Il 4 aprile 2019, l'autoproclamato esercito nazionale libico (ENL),guidato dal maresciallo Khalifa Haftar,è partito alla conquista di Tripoli,suo obiettivo dichiarato ormai da anni..
Con l'insediamento di Al Sarraj a Tripoli nella primavera del 2016,l'ala più dura dell'ex blocco Fajr Libya è stata messa da parte,scardinando le vecchie divisioni tra i due schieramenti basate sull'adesione o meno all'islam politico.E sopratutto una coalizione di brigate radunate intorno alla città di Misurata,alleata di Tripoli,era riuscita a sconfiggere nel 2016 il gruppo Stato Islamico nella sua roccaforte di Sirte.Non restava che colmare il divario tra i due poteri rivale dell'Est (Haftar) e dell'Ovest (Al Sarraj),una frattura da cui l'IS aveva ottenuto grandi vantaggi tra il 2005 e il 2006.

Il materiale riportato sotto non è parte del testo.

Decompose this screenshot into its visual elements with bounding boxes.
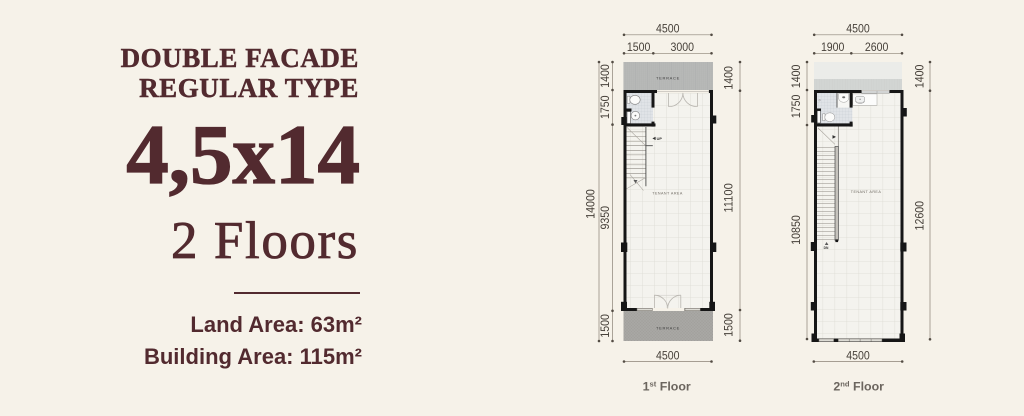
svg-text:1400: 1400 [913,64,927,88]
svg-text:1400: 1400 [598,64,612,88]
svg-text:1500: 1500 [721,313,735,337]
svg-text:2nd Floor: 2nd Floor [833,379,884,393]
svg-text:11100: 11100 [721,183,735,213]
svg-text:9350: 9350 [598,206,612,230]
svg-text:1750: 1750 [598,95,612,119]
svg-text:4500: 4500 [656,22,680,36]
svg-text:12600: 12600 [913,201,927,231]
svg-text:4500: 4500 [656,348,680,362]
svg-text:3000: 3000 [671,40,695,54]
svg-text:4500: 4500 [846,348,870,362]
svg-text:1st Floor: 1st Floor [643,379,691,393]
svg-text:1500: 1500 [598,314,612,338]
svg-text:1400: 1400 [721,66,735,90]
svg-text:1900: 1900 [821,40,845,54]
svg-text:UP: UP [657,137,663,141]
svg-text:14000: 14000 [584,189,598,219]
svg-text:1750: 1750 [789,94,803,118]
svg-text:1500: 1500 [627,40,651,54]
svg-text:TENANT AREA: TENANT AREA [851,190,882,194]
svg-text:TENANT AREA: TENANT AREA [652,191,683,195]
svg-text:4500: 4500 [846,22,870,36]
svg-text:2600: 2600 [865,40,889,54]
svg-text:10850: 10850 [789,215,803,245]
svg-text:1400: 1400 [789,64,803,88]
svg-text:DN: DN [824,246,829,250]
svg-text:TERRACE: TERRACE [656,326,680,331]
svg-text:TERRACE: TERRACE [656,75,680,80]
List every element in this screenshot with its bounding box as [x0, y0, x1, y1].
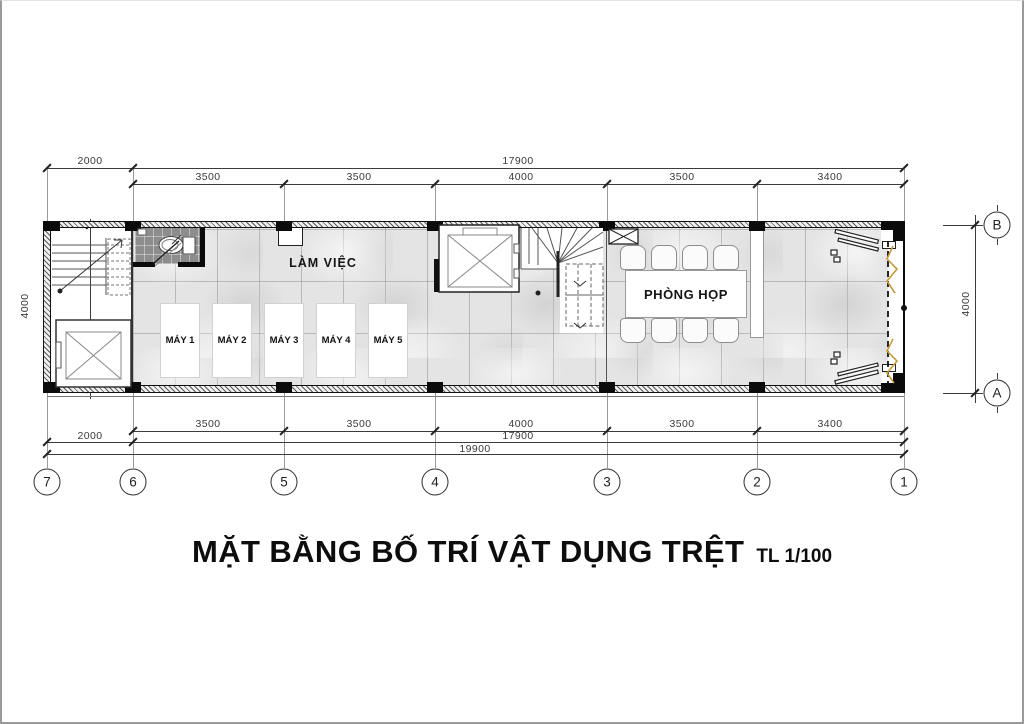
machine-label: MÁY 4 — [322, 335, 351, 346]
chair — [682, 245, 708, 270]
grid-bubble-label: 1 — [900, 475, 908, 490]
grid-bubble-label: 7 — [43, 475, 51, 490]
grid-line-7-top — [47, 169, 48, 223]
elevator-left — [56, 320, 131, 387]
chair — [713, 245, 739, 270]
grid-bubble-label: A — [992, 386, 1001, 401]
wall-top — [47, 221, 904, 228]
column-marker — [749, 221, 765, 231]
grid-bubble-label: 4 — [431, 475, 439, 490]
grid-bubble-5: 5 — [271, 469, 298, 496]
bubble-stub-a-bottom — [997, 407, 998, 413]
work-area-label: LÀM VIỆC — [289, 256, 357, 270]
grid-line-2-top — [757, 184, 758, 221]
door-frame-top-right — [882, 241, 896, 249]
grid-bubble-1: 1 — [891, 469, 918, 496]
chair — [682, 318, 708, 343]
wall-bottom — [47, 385, 904, 393]
dim-bottom-seg-3: 4000 — [509, 418, 534, 430]
wall-bottom-outer-line — [47, 396, 904, 397]
dim-ext-right-b — [943, 225, 983, 226]
grid-line-3-top — [607, 184, 608, 221]
wc-floor — [135, 228, 205, 264]
dim-left-height: 4000 — [19, 294, 31, 319]
drawing-scale: TL 1/100 — [756, 546, 832, 568]
dim-bottom-seg-5: 3400 — [818, 418, 843, 430]
dim-line-right-height — [975, 215, 976, 403]
chair — [651, 318, 677, 343]
floor-plan-canvas: 2000 17900 3500 3500 4000 3500 3400 3500… — [0, 0, 1024, 724]
column-marker — [749, 382, 765, 393]
wall-left — [43, 221, 51, 393]
chair — [620, 318, 646, 343]
dim-top-seg-2: 3500 — [347, 171, 372, 183]
column-marker — [599, 221, 615, 231]
column-marker — [599, 382, 615, 393]
dim-bottom-seg-2: 3500 — [347, 418, 372, 430]
meeting-table: PHÒNG HỌP — [625, 270, 747, 318]
chair — [620, 245, 646, 270]
dim-right-height: 4000 — [960, 292, 972, 317]
grid-line-1-top — [904, 169, 905, 221]
wc-wall-bottom-left — [133, 262, 155, 267]
grid-bubble-B: B — [984, 212, 1011, 239]
grid-line-4-top — [435, 184, 436, 221]
drawing-title-bar: MẶT BẰNG BỐ TRÍ VẬT DỤNG TRỆT TL 1/100 — [2, 534, 1022, 570]
dim-top-seg-3: 4000 — [509, 171, 534, 183]
corner-notch-bottom-right — [881, 373, 893, 383]
dim-top-seg-1: 3500 — [196, 171, 221, 183]
dim-bottom-seg-1: 3500 — [196, 418, 221, 430]
grid-line-6-top — [133, 169, 134, 221]
column-marker — [43, 221, 60, 231]
partition-grid-6 — [131, 228, 133, 386]
grid-bubble-6: 6 — [120, 469, 147, 496]
dim-line-left-height — [90, 219, 91, 399]
column-marker — [43, 382, 60, 393]
dim-top-overall: 17900 — [502, 155, 533, 167]
wall-right-outer-line — [903, 221, 905, 393]
corner-notch-top-right — [881, 230, 893, 241]
dim-top-left-offset: 2000 — [78, 155, 103, 167]
chair — [713, 318, 739, 343]
partition-grid-3 — [606, 228, 607, 386]
door-frame-bottom-right — [882, 364, 896, 372]
machine-5: MÁY 5 — [368, 303, 408, 378]
grid-line-7-bottom — [47, 393, 48, 468]
entrance-strip — [888, 228, 903, 386]
drawing-title: MẶT BẰNG BỐ TRÍ VẬT DỤNG TRỆT — [192, 534, 744, 570]
grid-line-5-top — [284, 184, 285, 221]
grid-bubble-label: 5 — [280, 475, 288, 490]
bubble-stub-b-top — [997, 205, 998, 211]
dim-bottom-seg-4: 3500 — [670, 418, 695, 430]
column-marker — [276, 221, 292, 231]
machine-3: MÁY 3 — [264, 303, 304, 378]
column-marker — [125, 221, 141, 231]
dim-bottom-left-offset: 2000 — [78, 430, 103, 442]
grid-bubble-3: 3 — [594, 469, 621, 496]
machine-label: MÁY 1 — [166, 335, 195, 346]
staircase-left — [52, 238, 131, 295]
chair — [651, 245, 677, 270]
column-marker — [125, 382, 141, 393]
dim-line-top-segments — [133, 184, 904, 185]
machine-2: MÁY 2 — [212, 303, 252, 378]
partition-grid-2 — [750, 228, 764, 338]
grid-bubble-4: 4 — [422, 469, 449, 496]
machine-1: MÁY 1 — [160, 303, 200, 378]
wc-wall-right — [200, 228, 205, 267]
meeting-room-label: PHÒNG HỌP — [644, 287, 728, 302]
dim-line-top-overall — [47, 168, 904, 169]
machine-label: MÁY 3 — [270, 335, 299, 346]
machine-4: MÁY 4 — [316, 303, 356, 378]
grid-bubble-label: 2 — [753, 475, 761, 490]
grid-bubble-label: 6 — [129, 475, 137, 490]
grid-bubble-2: 2 — [744, 469, 771, 496]
grid-bubble-label: B — [992, 218, 1001, 233]
dim-ext-right-a — [943, 393, 983, 394]
column-marker — [427, 221, 443, 231]
grid-bubble-7: 7 — [34, 469, 61, 496]
column-marker — [427, 382, 443, 393]
machine-label: MÁY 2 — [218, 335, 247, 346]
bubble-stub-b-bottom — [997, 239, 998, 245]
dim-top-seg-5: 3400 — [818, 171, 843, 183]
dim-bottom-overall: 17900 — [502, 430, 533, 442]
grid-bubble-A: A — [984, 380, 1011, 407]
dim-top-seg-4: 3500 — [670, 171, 695, 183]
bubble-stub-a-top — [997, 373, 998, 379]
dim-bottom-total: 19900 — [459, 443, 490, 455]
column-marker — [276, 382, 292, 393]
grid-bubble-label: 3 — [603, 475, 611, 490]
machine-label: MÁY 5 — [374, 335, 403, 346]
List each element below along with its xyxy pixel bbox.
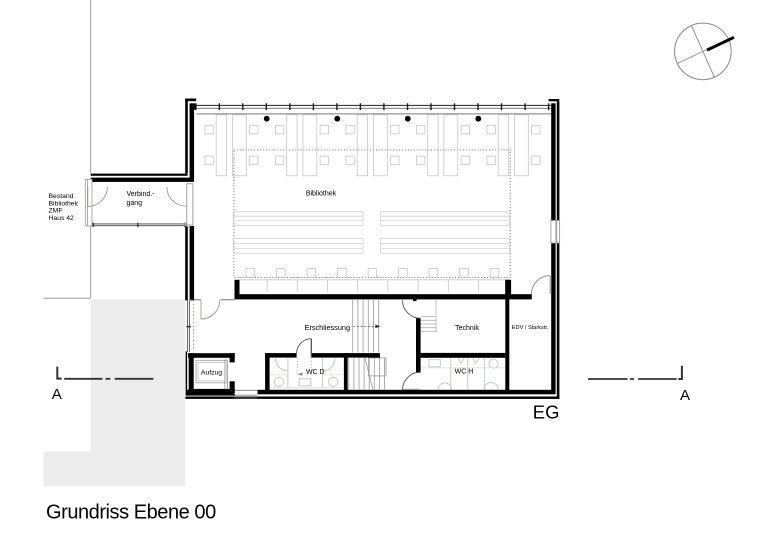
svg-text:Haus 42: Haus 42	[49, 215, 75, 222]
svg-text:ZMF: ZMF	[49, 208, 63, 215]
svg-text:Technik: Technik	[455, 325, 479, 332]
svg-text:EG: EG	[533, 401, 560, 422]
svg-text:A: A	[680, 387, 690, 404]
svg-text:WC H: WC H	[455, 369, 474, 376]
svg-text:WC D: WC D	[306, 369, 325, 376]
svg-text:Aufzug: Aufzug	[201, 369, 222, 376]
svg-text:Grundriss Ebene 00: Grundriss Ebene 00	[46, 502, 216, 524]
svg-text:A: A	[52, 386, 62, 403]
svg-text:Bibliothek: Bibliothek	[49, 200, 79, 207]
svg-text:Erschliessung: Erschliessung	[305, 323, 350, 332]
svg-text:Bibliothek: Bibliothek	[306, 190, 337, 197]
svg-text:gang: gang	[127, 200, 143, 207]
svg-text:Verbind.-: Verbind.-	[127, 191, 156, 198]
svg-text:Bestand: Bestand	[49, 193, 74, 200]
svg-text:EDV / Starkstr.: EDV / Starkstr.	[512, 325, 549, 331]
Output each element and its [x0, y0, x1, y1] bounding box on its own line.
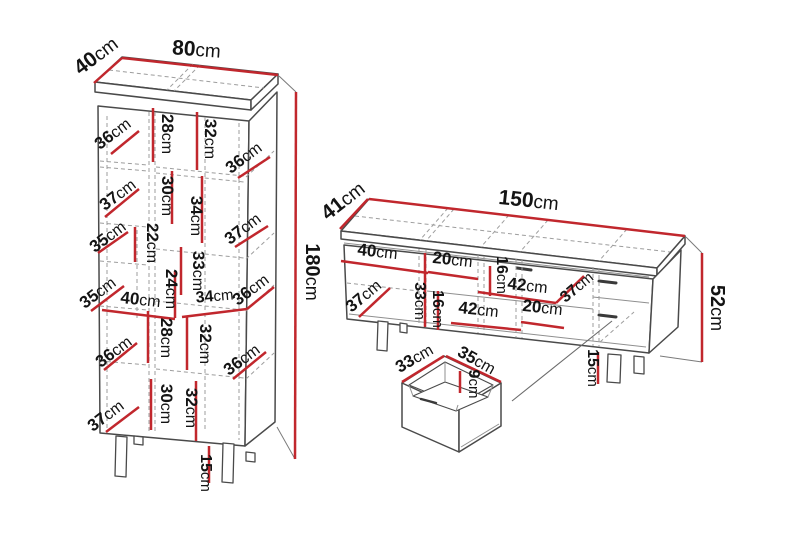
- dimension-line: [295, 92, 296, 459]
- dimension-label: 22cm: [143, 223, 162, 263]
- tv-stand-height-extension-line: [686, 237, 702, 253]
- cabinet-leg: [115, 436, 127, 477]
- dimension-label: 52cm: [706, 285, 728, 331]
- dimension-label: 34cm: [195, 286, 234, 306]
- dimension: 52cm: [702, 253, 728, 362]
- drawer-handle: [599, 281, 616, 283]
- dimension-label: 30cm: [157, 384, 176, 424]
- cabinet-height-extension-line: [279, 76, 296, 92]
- dimension-label: 15cm: [197, 454, 214, 492]
- drawer-handle: [517, 268, 531, 270]
- dimension-label: 24cm: [162, 269, 181, 309]
- dimension: 15cm: [197, 446, 214, 492]
- dimension-label: 33cm: [392, 340, 436, 377]
- drawer-handle: [599, 315, 616, 317]
- cabinet-leg: [134, 436, 143, 445]
- tv-stand-height-extension-line: [660, 356, 702, 362]
- dimension-label: 180cm: [301, 243, 323, 300]
- dimension: 180cm: [295, 92, 323, 459]
- dimension-label: 34cm: [187, 196, 206, 236]
- dimension: 16cm: [429, 290, 446, 330]
- dimension-label: 150cm: [497, 186, 559, 215]
- dimension-label: 30cm: [158, 176, 177, 216]
- dimension: 33cm: [392, 340, 444, 382]
- cabinet-height-extension-line: [277, 427, 295, 459]
- dimension-label: 80cm: [171, 36, 221, 62]
- dimension-label: 28cm: [158, 114, 177, 154]
- dimension: 30cm: [158, 171, 177, 224]
- diagram-canvas: 40cm80cm180cm15cm36cm28cm32cm36cm37cm30c…: [0, 0, 800, 533]
- tv-stand-leg: [634, 356, 644, 374]
- tv-stand-leg: [400, 323, 407, 333]
- dimension-label: 32cm: [182, 388, 201, 428]
- cabinet-leg: [246, 452, 255, 462]
- tv-stand-leg: [607, 354, 621, 383]
- dimension-label: 33cm: [189, 251, 208, 291]
- dimension-label: 15cm: [584, 349, 601, 387]
- tv-stand-leg: [377, 321, 388, 351]
- dimension-label: 16cm: [429, 290, 446, 328]
- dimension-label: 28cm: [157, 318, 176, 358]
- dimension-label: 32cm: [196, 324, 215, 364]
- dimension-label: 32cm: [201, 119, 220, 159]
- cabinet-leg: [222, 443, 234, 483]
- furniture-dimension-diagram: 40cm80cm180cm15cm36cm28cm32cm36cm37cm30c…: [0, 0, 800, 533]
- dimension-label: 9cm: [465, 370, 482, 399]
- dimension-label: 33cm: [411, 282, 428, 320]
- dimension: 15cm: [584, 349, 601, 387]
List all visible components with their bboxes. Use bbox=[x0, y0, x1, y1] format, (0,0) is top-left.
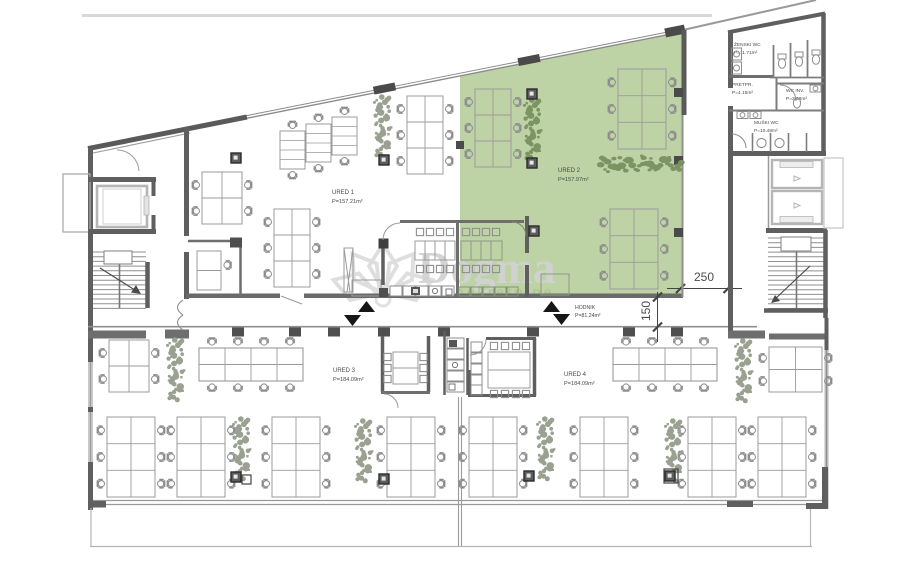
svg-text:PRETPR.: PRETPR. bbox=[732, 82, 753, 88]
svg-text:HODNIK: HODNIK bbox=[575, 305, 596, 311]
svg-text:250: 250 bbox=[694, 270, 714, 284]
svg-text:P=4.15m²: P=4.15m² bbox=[732, 90, 753, 96]
svg-text:P=81,24m²: P=81,24m² bbox=[575, 313, 601, 319]
svg-text:P=3.68m²: P=3.68m² bbox=[786, 96, 807, 102]
svg-text:URED 2: URED 2 bbox=[558, 168, 581, 174]
svg-text:URED 1: URED 1 bbox=[332, 190, 355, 196]
svg-text:WC INV.: WC INV. bbox=[786, 88, 804, 94]
svg-text:150: 150 bbox=[639, 301, 653, 321]
svg-text:P=157.97m²: P=157.97m² bbox=[558, 177, 589, 183]
svg-text:MUŠKI WC: MUŠKI WC bbox=[754, 119, 779, 126]
svg-text:URED 4: URED 4 bbox=[564, 372, 587, 378]
svg-text:ŽENSKI WC: ŽENSKI WC bbox=[734, 40, 761, 48]
svg-text:P=184.09m²: P=184.09m² bbox=[564, 381, 595, 387]
svg-text:P=157.21m²: P=157.21m² bbox=[332, 199, 363, 205]
svg-text:P=10.48m²: P=10.48m² bbox=[754, 128, 778, 134]
svg-text:P=184.09m²: P=184.09m² bbox=[333, 377, 364, 383]
svg-text:URED 3: URED 3 bbox=[333, 368, 356, 374]
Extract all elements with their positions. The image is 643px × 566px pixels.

Risultati immagini per al sarraj

Davanti alla minaccia che incombeva su Tripoli da sud,alla fine di febbraio si è tenuto un vertice ad Abu Dhabi,negli Emirati Arabi Uniti.Haftar e Al Sarraj hanno concluso un accordo verbale,senza firmare un documento,su una divisione del potere.In base all'accordo Al Sarraj avrebbe conservato la guida del governo e ad Haftar sarebbe stato riconosciuto il comando di un esercito riunificato.Tuttavia la questione della subordinazione dell'autorità militare al potere civile,vecchio pomo della discordia,non è stata risolta del tutto.Secondo un diplomatico occidentale,Haftar ha detto di voler mettere l'esercito solo sotto l'autorità di un presidente "eletto" e,nell'attesa si è rifiutato da trasferire ad Al Sarraj,che considera vicino ai Fratelli Musulmani.Al Sarraj dal canto suo ha apparentemente frenato l'attuazione dell'accordo perchè aveva bisogno di tempo per convincere i suoi alleati a Tripoli e a Misurata,e nei Paesi mediorientali che lo sostengono Qatar e Turchia.
Per molti aspetti la battaglia in corso a Tripoli rende confusa l'immagine di Haftar.Ma per lui non ha più importanza,lanciato com'è nella sua fuga in avanti verso la conquista del potere,da buon militare quale non ha mai smesso di essere.